Помимо собственно речи "Пушкин", Дневник за август 1880 (единственный месяц) содержит гораздо более пространный ответ на статью некоего А. Градовского, появившуюся в "Московских ведомостях" в ответ на речь. Самой статьи в моем собрании сочинений нет, и в этом большой недостаток подобных изданий в принципе, когда приводятся только статьи одного автора, представляющие собой часть полемики с кем-то другим. Причем таких статей бывает еще и несколько, но поскольку нельзя тут же прочитать те, чужие статьи, на которые автор отвечает, выходит такой хлопок одной ладонью.
Хотя подозреваю, что статья Градовского и вполовину не так эпична, как отклик на нее Достоевского — уж что-что, а развести срач на пустом месте он мастер, как ни странно это писать. Но кто так не считает, тот не читал журналистской работы ФМ, а в особенности — его великую и прекрасную полемику со Щедриным. Мне сложно оценить, насколько адекватны доводы ФМ, не видя самих нападок. В любом случае, ФМ, как всегда, довольно резок, очень эмоционален и виртуозно задевает бедолагу Градовского за живое. Это весьма забавно наблюдать.
Сборник совершенно очаровательных и поучительных историй, большей частью — забавных, отчасти же — странных для нашего иностранного восприятия. Ихара Сайкаку жил в 17 веке и, кажется, это единственный читанный мной японский автор этого периода — с другой стороны, от моих любимых рассказчиков периода Хэйан он отличается разве что чуть большей простотой и "приземленностью", поскольку пишет о совершенно бытовых вещах и ситуациях, возвышенным хэйанцам неинтересных.
Помимо прочего, для меня новеллы Сайкаку оказались замечательны тем, что они отлично иллюстрируют все то, что я читала давеча у Рут Бенедикт в "Хризантеме и мече" о японской морали, системе ценностей и тд. Именно потому, что каждая практически новелла заключает в себе некоторое нравоучение в духе "как нехороших людей постигает наказание", очень занимательно следить за тем, какие же именно люди считаются по мнению автора (и, очевидно, господствующей морали) нехорошими и что с ними по этому поводу происходит. Прямо скажем, кармическое воздаяние японцы понимают совсем не как мы (хотя и куда более буквально, с учетом распространенности буддизма и даосизма).
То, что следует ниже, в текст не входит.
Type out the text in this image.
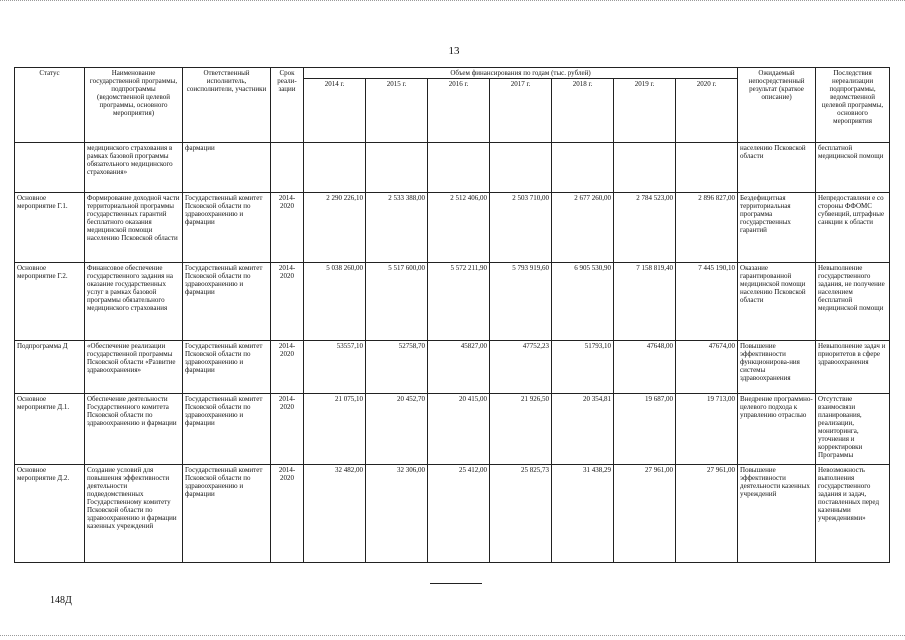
13
Статус	Наименование государственной программы, подпрограммы (ведомственной целевой программы, основного мероприятия)	Ответственный исполнитель, соисполнители, участники	Срок реали-зации	Объем финансирования по годам (тыс. рублей)							Ожидаемый непосредственный результат (краткое описание)	Последствия нереализации подпрограммы, ведомственной целевой программы, основного мероприятия
				2014 г.	2015 г.	2016 г.	2017 г.	2018 г.	2019 г.	2020 г.		
	медицинского страхования в рамках базовой программы обязательного медицинского страхования»	фармации									населению Псковской области	бесплатной медицинской помощи
Основное мероприятие Г.1.	Формирование доходной части территориальной программы государственных гарантий бесплатного оказания медицинской помощи населению Псковской области	Государственный комитет Псковской области по здравоохранению и фармации	2014-2020	2 290 226,10	2 533 388,00	2 512 406,00	2 503 710,00	2 677 260,00	2 784 523,00	2 896 827,00	Бездефицитная территориальная программа государственных гарантий	Непредоставлени е со стороны ФФОМС субвенций, штрафные санкции к области
Основное мероприятие Г.2.	Финансовое обеспечение государственного задания на оказание государственных услуг в рамках базовой программы обязательного медицинского страхования	Государственный комитет Псковской области по здравоохранению и фармации	2014-2020	5 038 260,00	5 517 600,00	5 572 211,90	5 793 919,60	6 905 530,90	7 158 819,40	7 445 190,10	Оказание гарантированной медицинской помощи населению Псковской области	Невыполнение государственного задания, не получение населением бесплатной медицинской помощи
Подпрограмма Д	«Обеспечение реализации государственной программы Псковской области «Развитие здравоохранения»	Государственный комитет Псковской области по здравоохранению и фармации	2014-2020	53557,10	52758,70	45827,00	47752,23	51793,10	47648,00	47674,00	Повышение эффективности функционирова-ния системы здравоохранения	Невыполнение задач и приоритетов в сфере здравоохранения
Основное мероприятие Д.1.	Обеспечение деятельности Государственного комитета Псковской области по здравоохранению и фармации	Государственный комитет Псковской области по здравоохранению и фармации	2014-2020	21 075,10	20 452,70	20 415,00	21 926,50	20 354,81	19 687,00	19 713,00	Внедрение программно-целевого подхода к управлению отраслью	Отсутствие взаимосвязи планирования, реализации, мониторинга, уточнения и корректировки Программы
Основное мероприятие Д.2.	Создание условий для повышения эффективности деятельности подведомственных Государственному комитету Псковской области по здравоохранению и фармации казенных учреждений	Государственный комитет Псковской области по здравоохранению и фармации	2014-2020	32 482,00	32 306,00	25 412,00	25 825,73	31 438,29	27 961,00	27 961,00	Повышение эффективности деятельности казенных учреждений	Невозможность выполнения государственного задания и задач, поставленных перед казенными учреждениями»
148Д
Очень явно проявляется в рассказах концепт самурайской чести — умри, но обели свое имя, если оно оказалось запятнанным. Если тебе не удалось — пусть этим займется все остальная твоя семья, и не важно, что они тоже все поумирают в процессе, главное — восстановить доброе имя главы рода. Это долг перед именем; так же отражается в рассказах и долг перед господином, и долг перед родителями. Впрочем, моральный урок — скорее побочная, чем основная цель рассказов. Они прелестны прежде всего своей бытовой забавностью, приземленностью и в то же время полной для нас чуждостью — из серии истории о том, как тяжело купить лангуста к Новому году и как разумно поступают те, кто сделал это заранее. Вообще у Сайкаку очень много историй про здравый смысл или его отсутствие, бытовую смекалку, ведение хозяйства, торговлю и другие мирные занятия. И довольно трудно описать, чем же он так мил и забавен, если не приводить тексты целиком — так что придется вам поверить мне на слово.